Sunday, January 12, 2014

December Police Blotter

A plethora of burglaries as the year ends

After several months during which there were few break-ins reported in the neighborhood, Madison Park, for reasons not entirely clear, experienced a veritable rash of such incidents in the final month of 2013: nine separate incidents.

The first break-in occurred at Bert's Red Apple on the first day of the month, when during the night two suspects approached front door on the store but were apparently scared off when a car drove by.  As captured on Bert's security camera, the suspects soon returned with a third person, all of them with towels or shirts over their faces. One of them then broke a glass panel in one of the doors; but for reasons unknown the suspects suddenly left the area, never to return (or at least not to this point). Technically this was a break-in attempt, since the store was not entered.

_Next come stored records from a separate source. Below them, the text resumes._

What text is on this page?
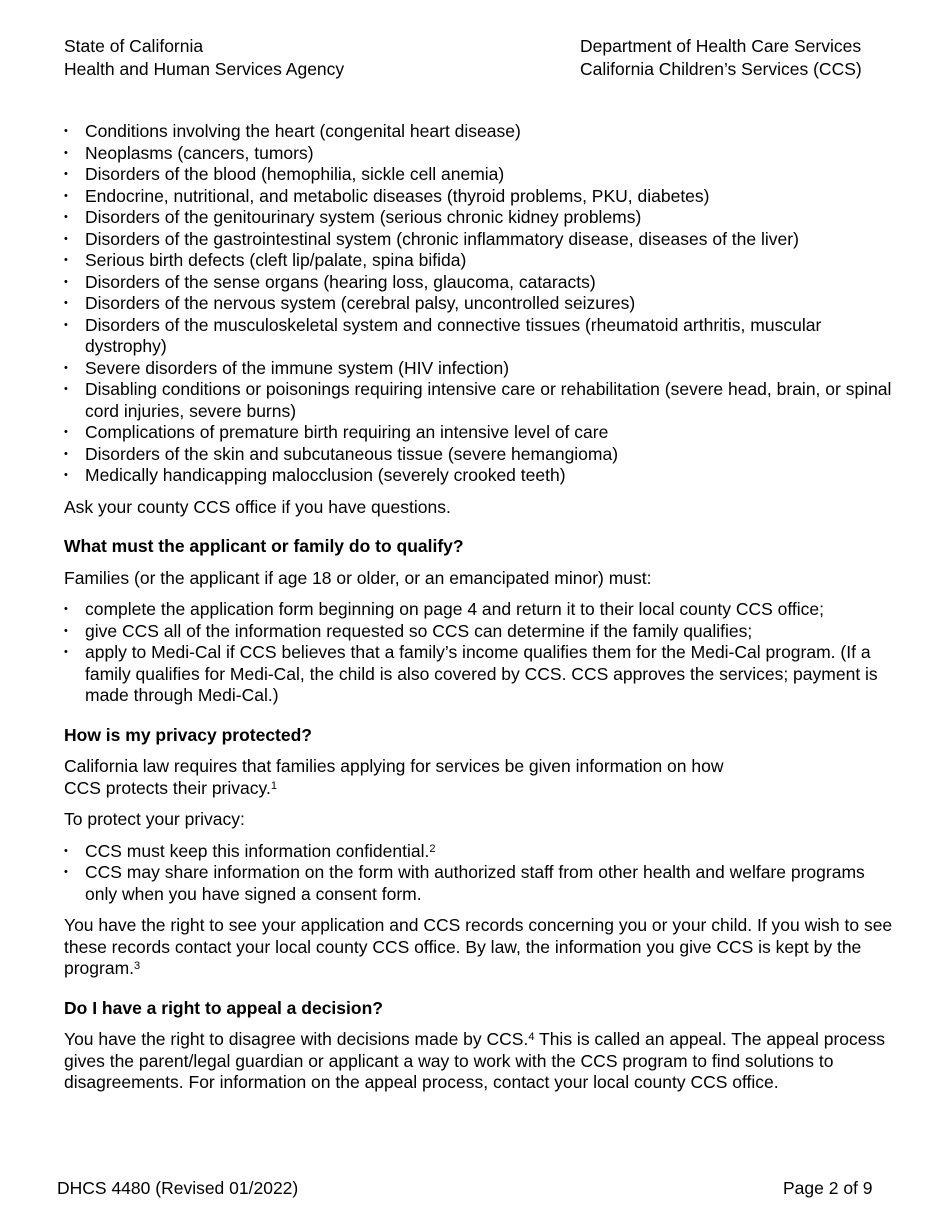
State of California
Health and Human Services Agency
Department of Health Care Services
California Children’s Services (CCS)
• Conditions involving the heart (congenital heart disease)
• Neoplasms (cancers, tumors)
• Disorders of the blood (hemophilia, sickle cell anemia)
• Endocrine, nutritional, and metabolic diseases (thyroid problems, PKU, diabetes)
• Disorders of the genitourinary system (serious chronic kidney problems)
• Disorders of the gastrointestinal system (chronic inflammatory disease, diseases of the liver)
• Serious birth defects (cleft lip/palate, spina bifida)
• Disorders of the sense organs (hearing loss, glaucoma, cataracts)
• Disorders of the nervous system (cerebral palsy, uncontrolled seizures)
• Disorders of the musculoskeletal system and connective tissues (rheumatoid arthritis, muscular dystrophy)
• Severe disorders of the immune system (HIV infection)
• Disabling conditions or poisonings requiring intensive care or rehabilitation (severe head, brain, or spinal cord injuries, severe burns)
• Complications of premature birth requiring an intensive level of care
• Disorders of the skin and subcutaneous tissue (severe hemangioma)
• Medically handicapping malocclusion (severely crooked teeth)

Ask your county CCS office if you have questions.

What must the applicant or family do to qualify?

Families (or the applicant if age 18 or older, or an emancipated minor) must:

• complete the application form beginning on page 4 and return it to their local county CCS office;
• give CCS all of the information requested so CCS can determine if the family qualifies;
• apply to Medi-Cal if CCS believes that a family’s income qualifies them for the Medi-Cal program. (If a family qualifies for Medi-Cal, the child is also covered by CCS. CCS approves the services; payment is made through Medi-Cal.)
How is my privacy protected?

California law requires that families applying for services be given information on how
CCS protects their privacy.$^1$

To protect your privacy:

• CCS must keep this information confidential.$^2$
• CCS may share information on the form with authorized staff from other health and welfare programs only when you have signed a consent form.

You have the right to see your application and CCS records concerning you or your child. If you wish to see these records contact your local county CCS office. By law, the information you give CCS is kept by the program.$^3$

Do I have a right to appeal a decision?

You have the right to disagree with decisions made by CCS.$^4$ This is called an appeal. The appeal process gives the parent/legal guardian or applicant a way to work with the CCS program to find solutions to disagreements. For information on the appeal process, contact your local county CCS office.

DHCS 4480 (Revised 01/2022)	Page 2 of 9
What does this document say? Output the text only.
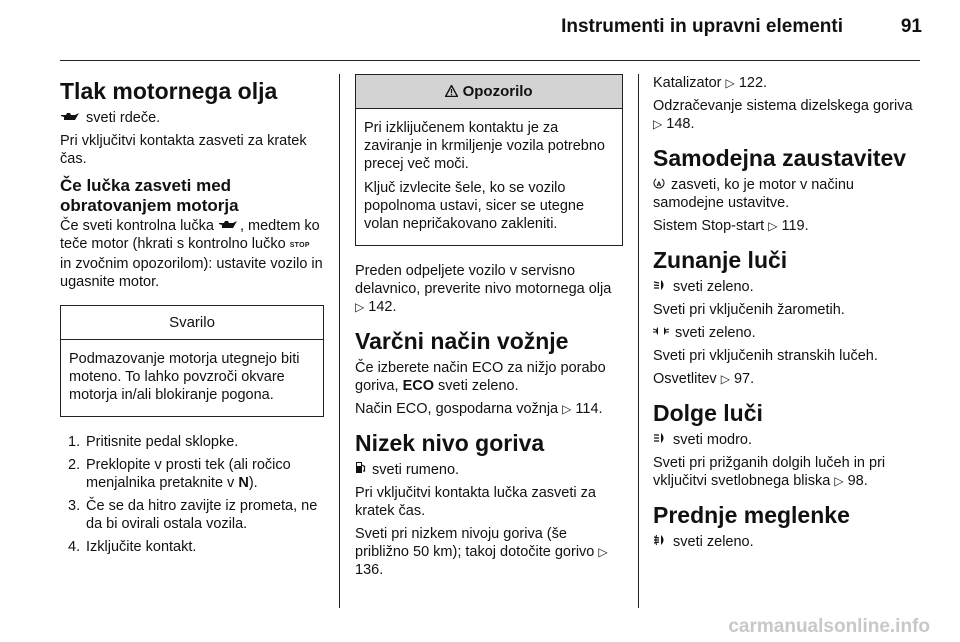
Instrumenti in upravni elementi	91
Tlak motornega olja

sveti rdeče.

Pri vključitvi kontakta zasveti za kratek čas.

Če lučka zasveti med obratovanjem motorja

Če sveti kontrolna lučka , medtem ko teče motor (hkrati s kontrolno lučko STOP in zvočnim opozorilom): ustavite vozilo in ugasnite motor.

Svarilo

Podmazovanje motorja utegnejo biti moteno. To lahko povzroči okvare motorja in/ali blokiranje pogona.

1. Pritisnite pedal sklopke.
2. Preklopite v prosti tek (ali ročico menjalnika pretaknite v N).
3. Če se da hitro zavijte iz prometa, ne da bi ovirali ostala vozila.
4. Izključite kontakt.
Opozorilo

Pri izklijučenem kontaktu je za zaviranje in krmiljenje vozila potrebno precej več moči.

Ključ izvlecite šele, ko se vozilo popolnoma ustavi, sicer se utegne volan nepričakovano zakleniti.

Preden odpeljete vozilo v servisno delavnico, preverite nivo motornega olja ▷ 142.

Varčni način vožnje

Če izberete način ECO za nižjo porabo goriva, ECO sveti zeleno.

Način ECO, gospodarna vožnja ▷ 114.

Nizek nivo goriva

sveti rumeno.

Pri vključitvi kontakta lučka zasveti za kratek čas.

Sveti pri nizkem nivoju goriva (še približno 50 km); takoj dotočite gorivo ▷ 136.

Katalizator ▷ 122.

Odzračevanje sistema dizelskega goriva ▷ 148.

Samodejna zaustavitev

A zasveti, ko je motor v načinu samodejne ustavitve.

Sistem Stop-start ▷ 119.

Zunanje luči

sveti zeleno.

Sveti pri vključenih žarometih.

sveti zeleno.

Sveti pri vključenih stranskih lučeh.

Osvetlitev ▷ 97.

Dolge luči

sveti modro.

Sveti pri prižganih dolgih lučeh in pri vključitvi svetlobnega bliska ▷ 98.

Prednje meglenke

sveti zeleno.

carmanualsonline.info
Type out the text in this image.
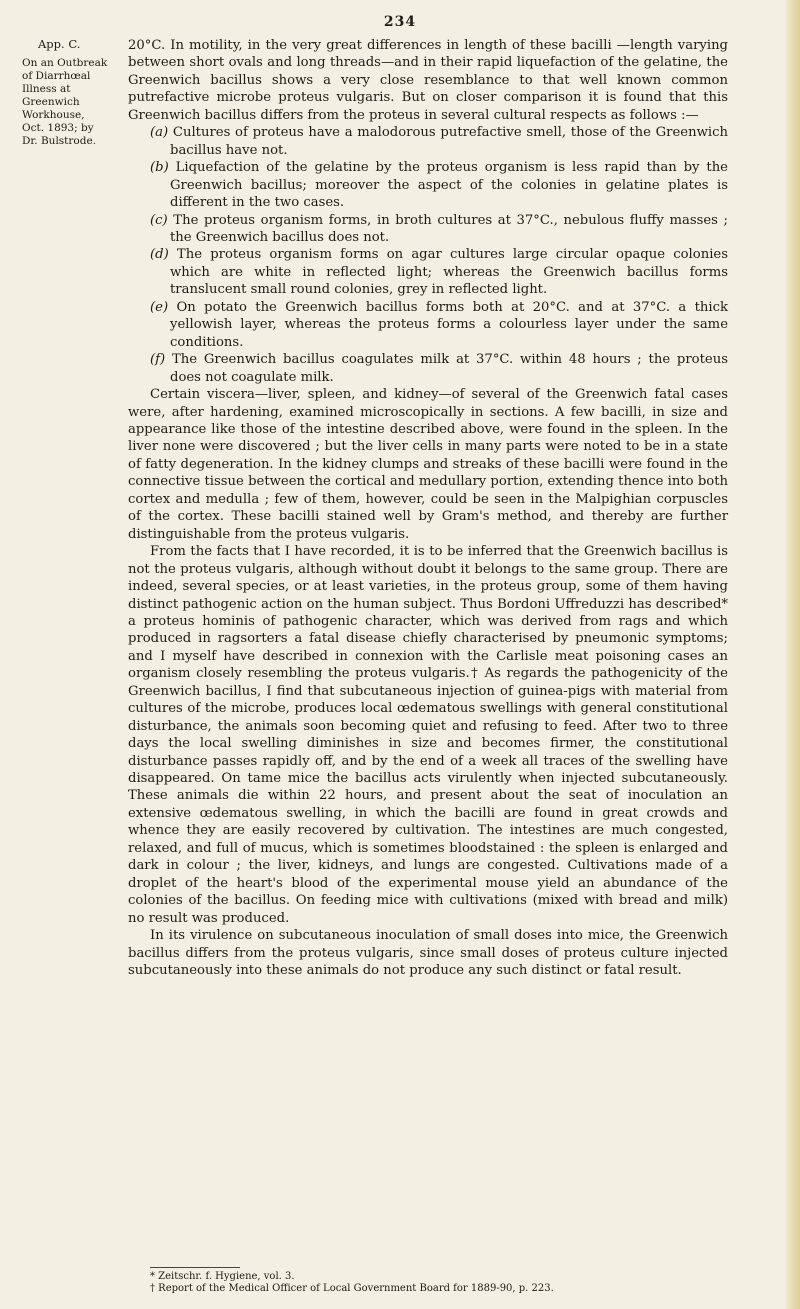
234
App. C.
On an Outbreak
of Diarrhœal
Illness at
Greenwich
Workhouse,
Oct. 1893; by
Dr. Bulstrode.

20°C. In motility, in the very great differences in length of these bacilli —length varying between short ovals and long threads—and in their rapid liquefaction of the gelatine, the Greenwich bacillus shows a very close resemblance to that well known common putrefactive microbe proteus vulgaris. But on closer comparison it is found that this Greenwich bacillus differs from the proteus in several cultural respects as follows :—

(a) Cultures of proteus have a malodorous putrefactive smell, those of the Greenwich bacillus have not.
(b) Liquefaction of the gelatine by the proteus organism is less rapid than by the Greenwich bacillus; moreover the aspect of the colonies in gelatine plates is different in the two cases.
(c) The proteus organism forms, in broth cultures at 37°C., nebulous fluffy masses ; the Greenwich bacillus does not.
(d) The proteus organism forms on agar cultures large circular opaque colonies which are white in reflected light; whereas the Greenwich bacillus forms translucent small round colonies, grey in reflected light.
(e) On potato the Greenwich bacillus forms both at 20°C. and at 37°C. a thick yellowish layer, whereas the proteus forms a colourless layer under the same conditions.
(f) The Greenwich bacillus coagulates milk at 37°C. within 48 hours ; the proteus does not coagulate milk.

Certain viscera—liver, spleen, and kidney—of several of the Greenwich fatal cases were, after hardening, examined microscopically in sections. A few bacilli, in size and appearance like those of the intestine described above, were found in the spleen. In the liver none were discovered ; but the liver cells in many parts were noted to be in a state of fatty degeneration. In the kidney clumps and streaks of these bacilli were found in the connective tissue between the cortical and medullary portion, extending thence into both cortex and medulla ; few of them, however, could be seen in the Malpighian corpuscles of the cortex. These bacilli stained well by Gram's method, and thereby are further distinguishable from the proteus vulgaris.

From the facts that I have recorded, it is to be inferred that the Greenwich bacillus is not the proteus vulgaris, although without doubt it belongs to the same group. There are indeed, several species, or at least varieties, in the proteus group, some of them having distinct pathogenic action on the human subject. Thus Bordoni Uffreduzzi has described* a proteus hominis of pathogenic character, which was derived from rags and which produced in ragsorters a fatal disease chiefly characterised by pneumonic symptoms; and I myself have described in connexion with the Carlisle meat poisoning cases an organism closely resembling the proteus vulgaris.† As regards the pathogenicity of the Greenwich bacillus, I find that subcutaneous injection of guinea-pigs with material from cultures of the microbe, produces local œdematous swellings with general constitutional disturbance, the animals soon becoming quiet and refusing to feed. After two to three days the local swelling diminishes in size and becomes firmer, the constitutional disturbance passes rapidly off, and by the end of a week all traces of the swelling have disappeared. On tame mice the bacillus acts virulently when injected subcutaneously. These animals die within 22 hours, and present about the seat of inoculation an extensive œdematous swelling, in which the bacilli are found in great crowds and whence they are easily recovered by cultivation. The intestines are much congested, relaxed, and full of mucus, which is sometimes bloodstained : the spleen is enlarged and dark in colour ; the liver, kidneys, and lungs are congested. Cultivations made of a droplet of the heart's blood of the experimental mouse yield an abundance of the colonies of the bacillus. On feeding mice with cultivations (mixed with bread and milk) no result was produced.

In its virulence on subcutaneous inoculation of small doses into mice, the Greenwich bacillus differs from the proteus vulgaris, since small doses of proteus culture injected subcutaneously into these animals do not produce any such distinct or fatal result.

* Zeitschr. f. Hygiene, vol. 3.
† Report of the Medical Officer of Local Government Board for 1889-90, p. 223.
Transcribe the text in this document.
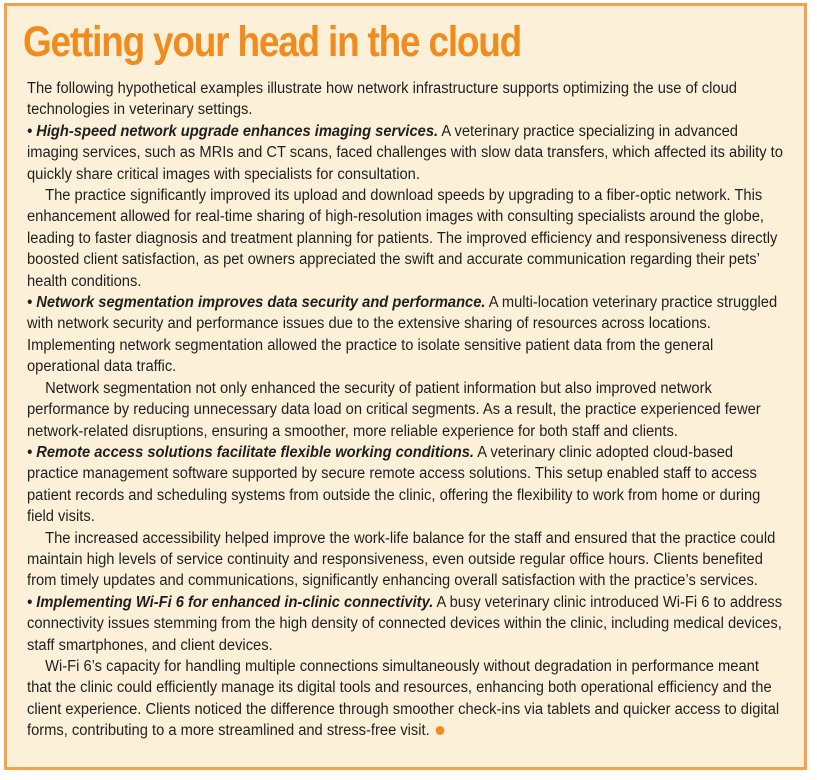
Getting your head in the cloud

The following hypothetical examples illustrate how network infrastructure supports optimizing the use of cloud technologies in veterinary settings.

• High-speed network upgrade enhances imaging services. A veterinary practice specializing in advanced imaging services, such as MRIs and CT scans, faced challenges with slow data transfers, which affected its ability to quickly share critical images with specialists for consultation.

The practice significantly improved its upload and download speeds by upgrading to a fiber-optic network. This enhancement allowed for real-time sharing of high-resolution images with consulting specialists around the globe, leading to faster diagnosis and treatment planning for patients. The improved efficiency and responsiveness directly boosted client satisfaction, as pet owners appreciated the swift and accurate communication regarding their pets’ health conditions.

• Network segmentation improves data security and performance. A multi-location veterinary practice struggled with network security and performance issues due to the extensive sharing of resources across locations. Implementing network segmentation allowed the practice to isolate sensitive patient data from the general operational data traffic.

Network segmentation not only enhanced the security of patient information but also improved network performance by reducing unnecessary data load on critical segments. As a result, the practice experienced fewer network-related disruptions, ensuring a smoother, more reliable experience for both staff and clients.

• Remote access solutions facilitate flexible working conditions. A veterinary clinic adopted cloud-based practice management software supported by secure remote access solutions. This setup enabled staff to access patient records and scheduling systems from outside the clinic, offering the flexibility to work from home or during field visits.

The increased accessibility helped improve the work-life balance for the staff and ensured that the practice could maintain high levels of service continuity and responsiveness, even outside regular office hours. Clients benefited from timely updates and communications, significantly enhancing overall satisfaction with the practice’s services.

• Implementing Wi-Fi 6 for enhanced in-clinic connectivity. A busy veterinary clinic introduced Wi-Fi 6 to address connectivity issues stemming from the high density of connected devices within the clinic, including medical devices, staff smartphones, and client devices.

Wi-Fi 6’s capacity for handling multiple connections simultaneously without degradation in performance meant that the clinic could efficiently manage its digital tools and resources, enhancing both operational efficiency and the client experience. Clients noticed the difference through smoother check-ins via tablets and quicker access to digital forms, contributing to a more streamlined and stress-free visit.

On December 3, an expensive bike was stolen from a secured-parking garage on the 2300 block of 43rd Avenue E.  On December 9 on the 1600 block of 43rd Avenue E., someone gained entry to an apartment building and entered an apartment through a door which had been left ajar.  The victim had left her apartment to walk her dog and realizing that she had forgotten her keys called a close-by friend with a key to her apartment and asked the friend to go over an unlock the door so that she would be able to get in upon her return.  The suspect, however, got there before her.

On December 18 there was another smash-glass situation at a multi-family structure on the 1900 block of 42nd Avenue E.  The suspect(s) apparently gained access by trying to pry open a basement window, which shattered.  However, upon entering the basement the suspect(s) triggered the motion-detector system and were apparently scared off, leaving the premises with nothing stolen.  On December 19 at a multi-unit building on the 2000 block of 43rd Avenue E. resident noticed that the knob was broken off the front entrance door. Although the police were called and investigated, it was not evident that any interior storage lockers or mailboxes had been rifled.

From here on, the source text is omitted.